Program Information
Rapid and Efficient 3D Dosimetry for End-To-End Patient-Specific QA of Rotational SBRT Deliveries Using a High-Resolution EPID
Y M Yang*, B Han, L Xing, L Wang, Department of Radiation Oncology, Stanford University School of Medicine, Stanford, CA
Presentations
MO-FG-CAMPUS-TeP1-5 (Monday, August 1, 2016) 4:30 PM - 5:00 PM Room: ePoster Theater
Purpose:
EPID-based patient-specific quality assurance provides verification of the planning, setup and delivery process that phantomless QA, and log-file based virtual dosimetry methods cannot achieve. We present a method for EPID-based QA utilizing spatially-variant EPID response kernels that allows for direct calculation of the entrance fluence and 3D phantom dose.
Methods:
An EPID dosimetry system was utilized for 3D dose reconstruction in a cylindrical phantom for the purposes of end-to-end QA. Monte Carlo (MC) methods were used to generate pixel-specific point-spread functions (PSFs) characterizing the spatially non-uniform EPID portal response in the presence of phantom scatter. The spatially-variant PSFs were decomposed into spatially-invariant basis PSFs, with the symmetric central-axis kernel as the primary basis kernel, and off-axis representing orthogonal perturbations in pixel-space. This compact and accurate characterization enables the use of a modified Richardson-Lucy deconvolution algorithm to directly reconstruct entrance fluence from EPID images, without iterative scatter subtraction.

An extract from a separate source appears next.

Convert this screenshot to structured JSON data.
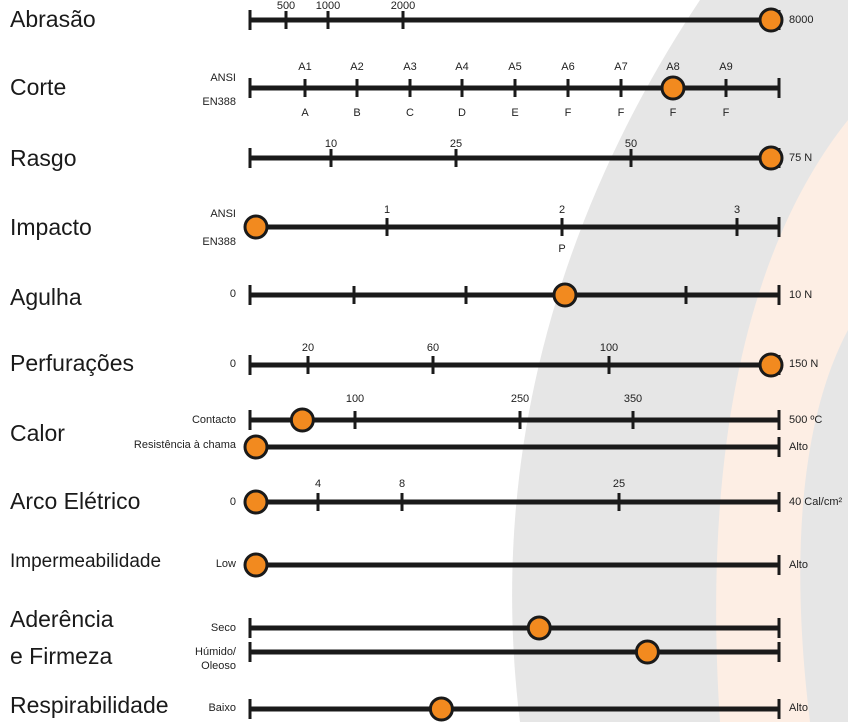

High-resolution phantom dose kernels were cogenerated in MC with the PSFs, enabling direct recalculation of the resulting phantom dose by rapid forward convolution once the entrance fluence was calculated. A Delta4 QA phantom was used to validate the dose reconstructed in this approach.
Results:
The spatially-invariant representation of the EPID response accurately reproduced the entrance fluence with >99.5% fidelity, with a simultaneous reduction of >60% in computational overhead. 3D dose for 10⁶ voxels was reconstructed for the entire phantom geometry. A 3D global gamma analysis demonstrated a >95% pass rate at 3%/3mm.
Conclusion:
Our approach demonstrates the capabilities of an EPID-based end-to-end QA methodology that is more efficient than traditional EPID dosimetry methods. Displacing the point of measurement external to the QA phantom reduces the necessary complexity of the phantom itself, while offering a method that is highly scalable, and inherently generalizable to rotational and trajectory based deliveries.
Funding Support, Disclosures, and Conflict of Interest: This research was partially supported by Varian.